Jamaican black castor oil (JBCO) is a topical treatment for various skin conditions. It is said to be good for seborrheic dermatitis. However, there is no research to support this claim. Some people have found success using Jamaican black castor oil to reduce dandruff and strengthen hair. But JBCO is rich in ricinoleic acid which feeds Malassezia and may worsen seborrheic dermatitis.
Let’s take a deep dive:
- What is Jamaican black castor oil?
- Is Jamaican black castor oil antifungal?
- Is Jamaican black castor oil good for seborrheic dermatitis?
- Benefits of Jamaican black castor oil
- Side effects associated with Jamaican black castor oil
- What is the difference between black castor oil and regular castor oil?
- To wrap up
What is Jamaican black castor oil?
Castor oil is a vegetable oil that’s extracted from the castor bean. It’s often used as a natural remedy for a variety of ailments, including constipation, hair growth, and skin problems.
Jamaican black castor oil is made by roasting Jamaican castor beans. This processing method is said bring out the oil’s benefits and nutrients. JBCO is popular among hair care enthusiasts because it helps retain length and reduce breakage. It can also be used to treat scalp conditions like eczema and dandruff.

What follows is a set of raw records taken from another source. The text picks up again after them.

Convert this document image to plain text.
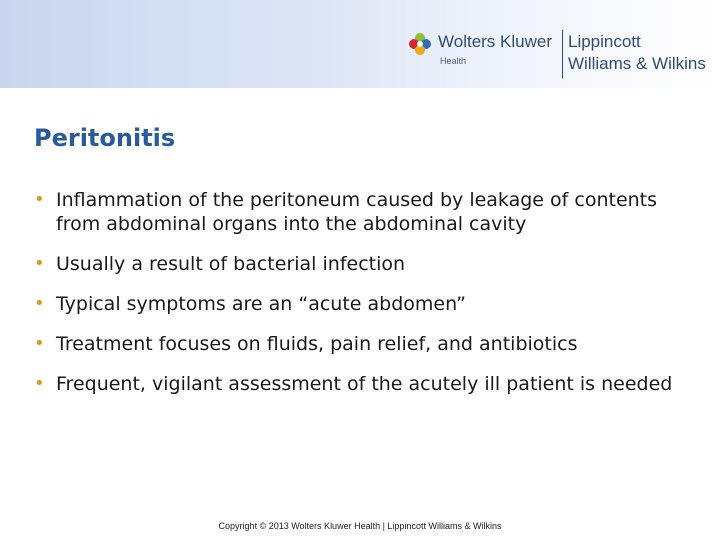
Wolters Kluwer
Health
Lippincott
Williams & Wilkins
Peritonitis
• Inflammation of the peritoneum caused by leakage of contents from abdominal organs into the abdominal cavity
• Usually a result of bacterial infection
• Typical symptoms are an “acute abdomen”
• Treatment focuses on fluids, pain relief, and antibiotics
• Frequent, vigilant assessment of the acutely ill patient is needed
Copyright © 2013 Wolters Kluwer Health | Lippincott Williams & Wilkins
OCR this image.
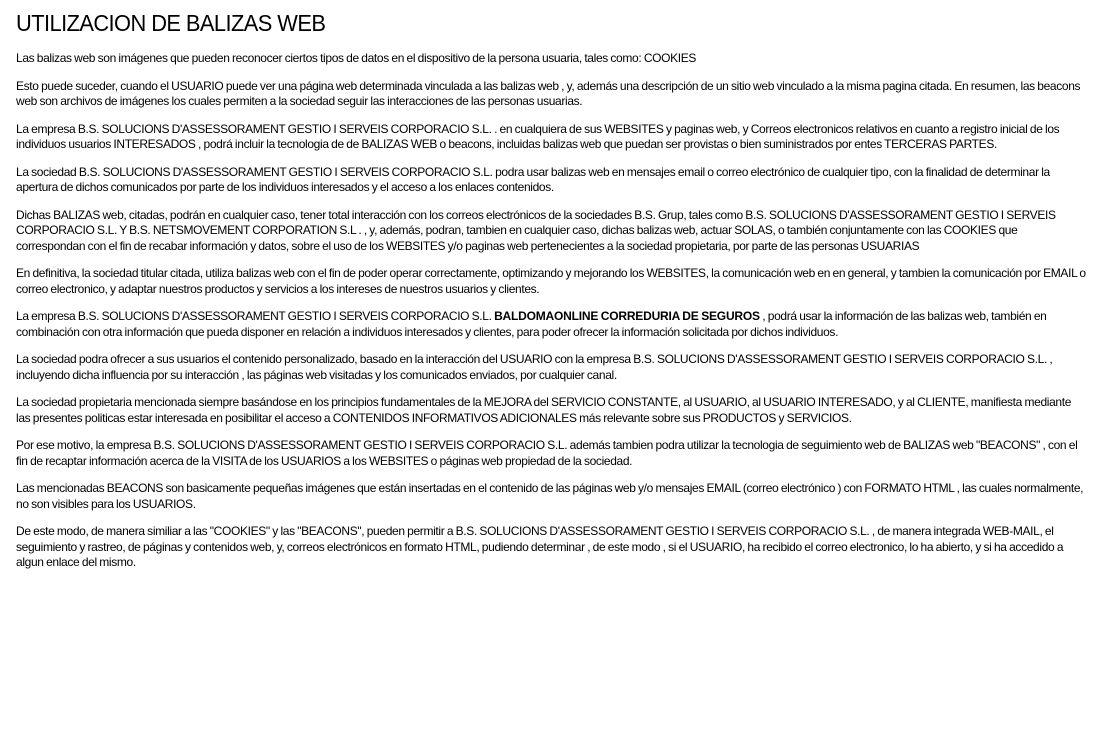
UTILIZACION DE BALIZAS WEB

Las balizas web son imágenes que pueden reconocer ciertos tipos de datos en el dispositivo de la persona usuaria, tales como: COOKIES

Esto puede suceder, cuando el USUARIO puede ver una página web determinada vinculada a las balizas web , y, además una descripción de un sitio web vinculado a la misma pagina citada. En resumen, las beacons web son archivos de imágenes los cuales permiten a la sociedad seguir las interacciones de las personas usuarias.

La empresa B.S. SOLUCIONS D'ASSESSORAMENT GESTIO I SERVEIS CORPORACIO S.L. . en cualquiera de sus WEBSITES y paginas web, y Correos electronicos relativos en cuanto a registro inicial de los individuos usuarios INTERESADOS , podrá incluir la tecnologia de de BALIZAS WEB o beacons, incluidas balizas web que puedan ser provistas o bien suministrados por entes TERCERAS PARTES.

La sociedad B.S. SOLUCIONS D'ASSESSORAMENT GESTIO I SERVEIS CORPORACIO S.L. podra usar balizas web en mensajes email o correo electrónico de cualquier tipo, con la finalidad de determinar la apertura de dichos comunicados por parte de los individuos interesados y el acceso a los enlaces contenidos.

Dichas BALIZAS web, citadas, podrán en cualquier caso, tener total interacción con los correos electrónicos de la sociedades B.S. Grup, tales como B.S. SOLUCIONS D'ASSESSORAMENT GESTIO I SERVEIS CORPORACIO S.L. Y B.S. NETSMOVEMENT CORPORATION S.L . , y, además, podran, tambien en cualquier caso, dichas balizas web, actuar SOLAS, o también conjuntamente con las COOKIES que correspondan con el fin de recabar información y datos, sobre el uso de los WEBSITES y/o paginas web pertenecientes a la sociedad propietaria, por parte de las personas USUARIAS

En definitiva, la sociedad titular citada, utiliza balizas web con el fin de poder operar correctamente, optimizando y mejorando los WEBSITES, la comunicación web en en general, y tambien la comunicación por EMAIL o correo electronico, y adaptar nuestros productos y servicios a los intereses de nuestros usuarios y clientes.

La empresa B.S. SOLUCIONS D'ASSESSORAMENT GESTIO I SERVEIS CORPORACIO S.L. BALDOMAONLINE CORREDURIA DE SEGUROS , podrá usar la información de las balizas web, también en combinación con otra información que pueda disponer en relación a individuos interesados y clientes, para poder ofrecer la información solicitada por dichos individuos.

La sociedad podra ofrecer a sus usuarios el contenido personalizado, basado en la interacción del USUARIO con la empresa B.S. SOLUCIONS D'ASSESSORAMENT GESTIO I SERVEIS CORPORACIO S.L. , incluyendo dicha influencia por su interacción , las páginas web visitadas y los comunicados enviados, por cualquier canal.

La sociedad propietaria mencionada siempre basándose en los principios fundamentales de la MEJORA del SERVICIO CONSTANTE, al USUARIO, al USUARIO INTERESADO, y al CLIENTE, manifiesta mediante las presentes politicas estar interesada en posibilitar el acceso a CONTENIDOS INFORMATIVOS ADICIONALES más relevante sobre sus PRODUCTOS y SERVICIOS.

Por ese motivo, la empresa B.S. SOLUCIONS D'ASSESSORAMENT GESTIO I SERVEIS CORPORACIO S.L. además tambien podra utilizar la tecnologia de seguimiento web de BALIZAS web "BEACONS" , con el fin de recaptar información acerca de la VISITA de los USUARIOS a los WEBSITES o páginas web propiedad de la sociedad.

Las mencionadas BEACONS son basicamente pequeñas imágenes que están insertadas en el contenido de las páginas web y/o mensajes EMAIL (correo electrónico ) con FORMATO HTML , las cuales normalmente, no son visibles para los USUARIOS.

De este modo, de manera similiar a las "COOKIES" y las "BEACONS", pueden permitir a B.S. SOLUCIONS D'ASSESSORAMENT GESTIO I SERVEIS CORPORACIO S.L. , de manera integrada WEB-MAIL, el seguimiento y rastreo, de páginas y contenidos web, y, correos electrónicos en formato HTML, pudiendo determinar , de este modo , si el USUARIO, ha recibido el correo electronico, lo ha abierto, y si ha accedido a algun enlace del mismo.
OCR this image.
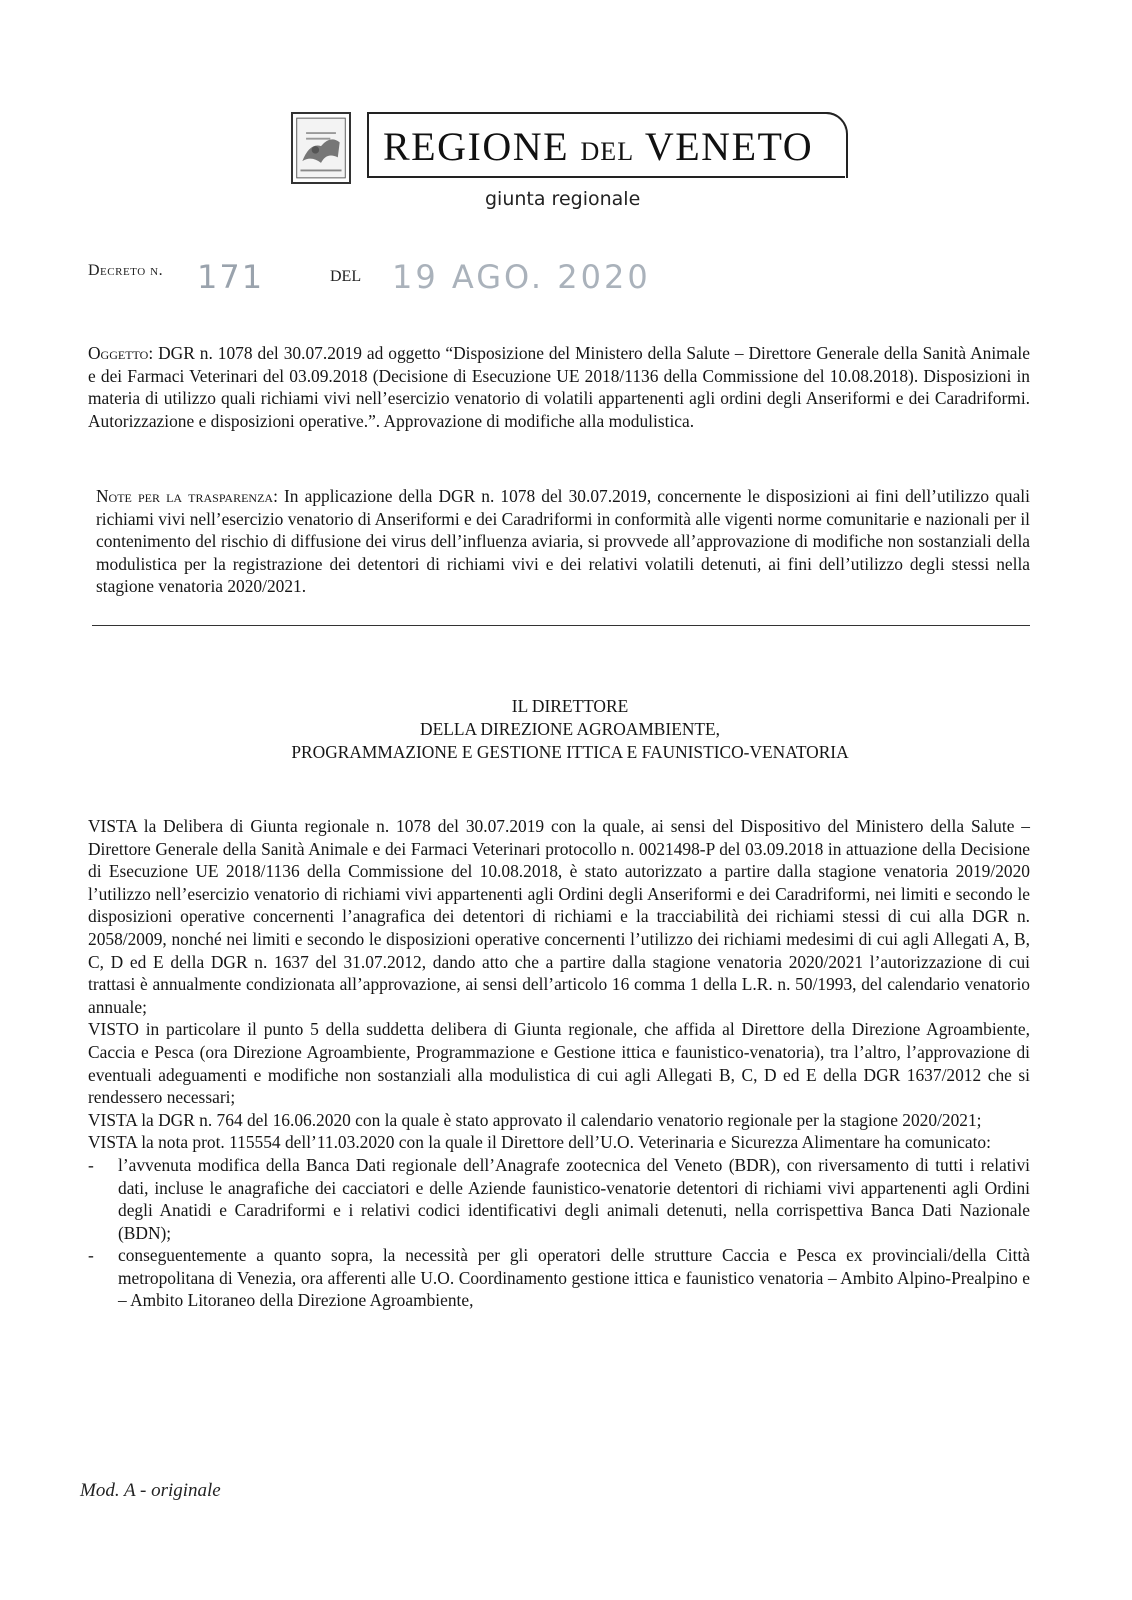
REGIONE DEL VENETO
giunta regionale
Decreto n. 171	DEL 19 AGO. 2020
Oggetto: DGR n. 1078 del 30.07.2019 ad oggetto “Disposizione del Ministero della Salute – Direttore Generale della Sanità Animale e dei Farmaci Veterinari del 03.09.2018 (Decisione di Esecuzione UE 2018/1136 della Commissione del 10.08.2018). Disposizioni in materia di utilizzo quali richiami vivi nell’esercizio venatorio di volatili appartenenti agli ordini degli Anseriformi e dei Caradriformi. Autorizzazione e disposizioni operative.”. Approvazione di modifiche alla modulistica.
Note per la trasparenza: In applicazione della DGR n. 1078 del 30.07.2019, concernente le disposizioni ai fini dell’utilizzo quali richiami vivi nell’esercizio venatorio di Anseriformi e dei Caradriformi in conformità alle vigenti norme comunitarie e nazionali per il contenimento del rischio di diffusione dei virus dell’influenza aviaria, si provvede all’approvazione di modifiche non sostanziali della modulistica per la registrazione dei detentori di richiami vivi e dei relativi volatili detenuti, ai fini dell’utilizzo degli stessi nella stagione venatoria 2020/2021.
IL DIRETTORE
DELLA DIREZIONE AGROAMBIENTE,
PROGRAMMAZIONE E GESTIONE ITTICA E FAUNISTICO-VENATORIA

VISTA la Delibera di Giunta regionale n. 1078 del 30.07.2019 con la quale, ai sensi del Dispositivo del Ministero della Salute – Direttore Generale della Sanità Animale e dei Farmaci Veterinari protocollo n. 0021498-P del 03.09.2018 in attuazione della Decisione di Esecuzione UE 2018/1136 della Commissione del 10.08.2018, è stato autorizzato a partire dalla stagione venatoria 2019/2020 l’utilizzo nell’esercizio venatorio di richiami vivi appartenenti agli Ordini degli Anseriformi e dei Caradriformi, nei limiti e secondo le disposizioni operative concernenti l’anagrafica dei detentori di richiami e la tracciabilità dei richiami stessi di cui alla DGR n. 2058/2009, nonché nei limiti e secondo le disposizioni operative concernenti l’utilizzo dei richiami medesimi di cui agli Allegati A, B, C, D ed E della DGR n. 1637 del 31.07.2012, dando atto che a partire dalla stagione venatoria 2020/2021 l’autorizzazione di cui trattasi è annualmente condizionata all’approvazione, ai sensi dell’articolo 16 comma 1 della L.R. n. 50/1993, del calendario venatorio annuale;

VISTO in particolare il punto 5 della suddetta delibera di Giunta regionale, che affida al Direttore della Direzione Agroambiente, Caccia e Pesca (ora Direzione Agroambiente, Programmazione e Gestione ittica e faunistico-venatoria), tra l’altro, l’approvazione di eventuali adeguamenti e modifiche non sostanziali alla modulistica di cui agli Allegati B, C, D ed E della DGR 1637/2012 che si rendessero necessari;

VISTA la DGR n. 764 del 16.06.2020 con la quale è stato approvato il calendario venatorio regionale per la stagione 2020/2021;

VISTA la nota prot. 115554 dell’11.03.2020 con la quale il Direttore dell’U.O. Veterinaria e Sicurezza Alimentare ha comunicato:

- l’avvenuta modifica della Banca Dati regionale dell’Anagrafe zootecnica del Veneto (BDR), con riversamento di tutti i relativi dati, incluse le anagrafiche dei cacciatori e delle Aziende faunistico-venatorie detentori di richiami vivi appartenenti agli Ordini degli Anatidi e Caradriformi e i relativi codici identificativi degli animali detenuti, nella corrispettiva Banca Dati Nazionale (BDN);
- conseguentemente a quanto sopra, la necessità per gli operatori delle strutture Caccia e Pesca ex provinciali/della Città metropolitana di Venezia, ora afferenti alle U.O. Coordinamento gestione ittica e faunistico venatoria – Ambito Alpino-Prealpino e – Ambito Litoraneo della Direzione Agroambiente,
Mod. A - originale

Look for JBCO that is organic and cold-pressed, which means no harsh chemicals are used in the manufacturing process.
Is Jamaican black castor oil antifungal?
JBCO is rich in ricinoleic acid, an omega-9 fatty acid. This lipid has antioxidant, antimicrobial and anti-inflammatory properties. It also has strong antifungal activity against some fungi like Leptospira maculans and Aspergillus niger.
Unfortunately, ricinoleic acid is metabolized by Malassezia furfur for food and will encourage Malassezia growth. In fact, castor oil is used to culture Malassezia in the lab.
Is Jamaican black castor oil good for seborrheic dermatitis?
JBCO has a raving fans in seborrheic dermatitis circles. They swear that the oil cured their dandruff and even their face SD.
The oil is thick and a bit sticky. It’s possible that pre-shampoo application of JBCO will help stick dandruff flakes and dirt together, making it easier to lift off the scalp.
Other benefits of using Jamaican black castor oil for seborrheic dermatitis is that it may help to moisturize the scalp and strengthen hair.
Despite anecdotal success storiess, I see no evidence that JBCO is effective for seborrheic dermatitis. In fact, JBCO may worsen SD. It’s not easily absorbed, greases up everything, and is rich in ricinoleic acid which encourages Malassezia growth.
Plus, it has a strong ash smell.
Benefits of Jamaican black castor oil
Some of JBCO’s benefits include promoting healthy hair growth, antioxidant and anti-inflammatory properties. Castor oil contains omega-9 fatty acids which are beneficial for hair health and growth.
Castor oil is also a natural humectant. This type of moisturizer pulls and retains moisture in the skin cells. JBCO helps moisturize dry scalps and prevent dandruff flakes and product buildup. This can help with itchiness.
Due to all the success stories floating around, you may be tempted to try JBCO for yourself. By all means, go ahead. Just make sure you don’t use too much and wash it all out the next day. The worst thing that can happen is your dandruff gets worse. When you stop using it and go back to your regular anti-dandruff shampoo, your scalp will go back to what it was before.
Side effects associated with Jamaican black castor oil
JBCO may damage your hair. Some people have complained of hair loss. There are also reports that using castor oil may lead to hair felting. This is when the hair sticks together in clumps. The only solution is to cut off the affected hair.
If you are allergic to Jamaican black castor oil, it may cause redness, itching and swelling. If you want to try JBCO, make sure you test it out on a small area of your scalp first.
What is the difference between black castor oil and regular castor oil?
Castor oil is a vegetable oil that is extracted from the castor bean. It has been used for many years to treat a variety of medical conditions. There are two types of castor oil: black and regular.
Black castor oil is made from roasting the pressed beans of the castor plant. The beans are pressed and roasted before they are ground into a paste and then boiled in water. This process removes most of the toxins from the castor beans and produces a darker oil that is often preferred for medicinal use. Black castor oil has a longer shelf life than regular castor oil and is said to be more effective in treating hair loss, skin problems, and other conditions.
Regular castor oil is made by pressing the seeds of the castor plant to extract the oil. It is lighter in color than black castor oil and may have some impurities because it is not as well-processed. Regular castor oil also tends to be less expensive than black castor oil because it costs less to produce and is more easily available.
To wrap up
JBCO may have a role in dandruff treatment if you think product buildup is the cause of your dandruff. Other than that, I don’t recommend black castor oil and its sibling, regular castor oil for seborrheic dermatitis.